"Fresh" is an odd synthesis of miracle and atrocity. It comes in two halves: The first is a formal work of empathetic anthropology that takes us places we've never been and makes us care about people we've never met, and the second is a fairly routine vendetta picture, crass, manipulative and unbelievable.
As imagined by writer-director Boaz Yakin, Fresh (Sean Nelson) is a wild boy of the streets, an amalgam of angelic innocence and drop-dead, lion-eyed smarts. He's been born to the life in an urban jungle, and with his high-IQ-propelled quick take on things, has made himself invaluable to the powers that run the 'hood. His is a life of hustling, drug dealing, rapid calculation of odds, leverage and instinct. He has a taste of nearly every scam that's going down.
However Yakin, who is white, has learned of such doings, he has learned them well. He makes us feel we're in the cribs and crack factories and makes us feel we're eavesdropping as the dealers enter a mercantile tradition more daunting than the diamond trade, putting together complex financial transactions while maintaining a network of treaties more extensive than the Balkans before World War I.
In fact, one of the amazing discoveries "Fresh" offers is that far from the Dodge City my-gun-is-quick image of the inner city, it's actually a place of morally aberrant but nevertheless sophisticated rules of engagement; codicils cover everything, and life, more than gunbattle after gunbattle, is a process of negotiation.
There's no better player in this world than Fresh, who is shrewdly observant and knows exactly when to show and when to fold, particularly as he delicately maneuvers between the three competing drug organizations that occupy the neighborhood. Think of him as a Metternich without portfolio on the mean streets, representing a nation of two -- himself and his sister (N'Bushe Wright, who is being kept by a drug dealer).
What's so astringent about all this is that through it all, Fresh remains a little boy -- he's 12. He has room in his complex heart to begin a fumbling courtship with a young woman, he works hard to keep his studies up, he loves TV, he tries to be a good child in the home where he lives, with his aunt and 11 cousins.
It's a truly tragic image: a young man with so much who is so compartmentalized by the demands upon him, forced to be so many things. He's had to put aside childish things years before he should have, though in his heart of hearts, he clings to their shreds.

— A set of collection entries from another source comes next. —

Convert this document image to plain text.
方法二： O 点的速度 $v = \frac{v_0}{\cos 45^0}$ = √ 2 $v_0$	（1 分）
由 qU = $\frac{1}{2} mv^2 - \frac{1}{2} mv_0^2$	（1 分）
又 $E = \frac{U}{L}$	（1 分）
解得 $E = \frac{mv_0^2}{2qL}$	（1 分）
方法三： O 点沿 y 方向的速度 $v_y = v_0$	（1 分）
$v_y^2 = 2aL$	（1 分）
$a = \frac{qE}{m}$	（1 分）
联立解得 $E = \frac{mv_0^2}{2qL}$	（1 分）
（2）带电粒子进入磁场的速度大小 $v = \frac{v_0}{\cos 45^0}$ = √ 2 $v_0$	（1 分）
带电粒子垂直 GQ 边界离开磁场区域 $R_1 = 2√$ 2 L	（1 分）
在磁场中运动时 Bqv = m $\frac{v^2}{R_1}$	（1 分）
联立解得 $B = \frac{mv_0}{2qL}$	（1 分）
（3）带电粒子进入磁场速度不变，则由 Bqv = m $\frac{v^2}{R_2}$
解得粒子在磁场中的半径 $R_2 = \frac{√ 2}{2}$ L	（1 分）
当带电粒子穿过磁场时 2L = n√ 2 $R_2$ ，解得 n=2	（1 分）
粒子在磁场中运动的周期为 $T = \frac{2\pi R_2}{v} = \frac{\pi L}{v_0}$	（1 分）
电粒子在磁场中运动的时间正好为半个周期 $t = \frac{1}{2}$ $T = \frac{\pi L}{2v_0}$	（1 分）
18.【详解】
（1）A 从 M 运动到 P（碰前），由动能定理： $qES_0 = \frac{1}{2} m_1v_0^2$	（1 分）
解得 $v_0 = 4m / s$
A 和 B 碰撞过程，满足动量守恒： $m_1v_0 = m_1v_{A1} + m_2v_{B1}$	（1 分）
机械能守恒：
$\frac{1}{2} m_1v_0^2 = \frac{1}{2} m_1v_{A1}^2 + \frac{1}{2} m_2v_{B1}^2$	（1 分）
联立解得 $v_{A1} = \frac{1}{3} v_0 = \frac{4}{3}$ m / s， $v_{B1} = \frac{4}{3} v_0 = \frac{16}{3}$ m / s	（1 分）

So far, so great. The movie, which won the 1994 Sundance Film Festival trophy award, really has a power and a wisdom to it far beyond even the best of the genre so far, the Hughes brothers' brilliant "Menace II Society." But one begins to suspect a melodramatic agenda when Fresh's final gift is factored in: It turns out that under the tutelage of his estranged but brilliant father (Samuel L. Jackson), he's a burgeoning speed-chess player.
This seems a bit much. To begin with, chess as metaphor for tactical thinking is a spy-novel trope that's been around since the last century, and it has an anachronistic feeling right off the top. It's something out of the works of John Buchan or Eric Ambler, but sure enough, Yakin uses it without irony as a straight analogue to the complex set of moves, countermoves that set up the movie's suddenly preposterous endgame. It feels rushed and sudden, rather than organic. It's an endgame without a gambit.
As Yakin has it, Fresh reaches a point where the dealers have too much: his sister, impunity from the law, the blood of the innocent on their hands, and no justice available (the police are clueless fools). So he sets out to bring them down, but lacking the killer's spirit, the carnage he unleashes is intellectual rather than bloody.
The end is as delicately plotted as anything in John le Carre. Fresh uses his chess gifts to engineer a triple coup, playing mob against mob and the police against them all. A sacrifice master, he coldly sets up one of his peers for assassination to advance his subtle plan. His best weapon is his youth. The gangsters -- Giancarlo Esposito is the most vivid -- cannot believe that behind that angelic face lurks the mind of a Colonel Karla of Red Intelligence or a Bobby Fischer of the gutters.
The movie's two instincts are at complete odds with each other. The first is to portray with compassion and understanding a young man of great gifts who is twisted by a cruel society into childhood's end. The second is to provide a rousing goose of vigilante justice more appropriate to the "Death Wish" films. How much better if Yakin had made up his mind; the movie wouldn't feel so split.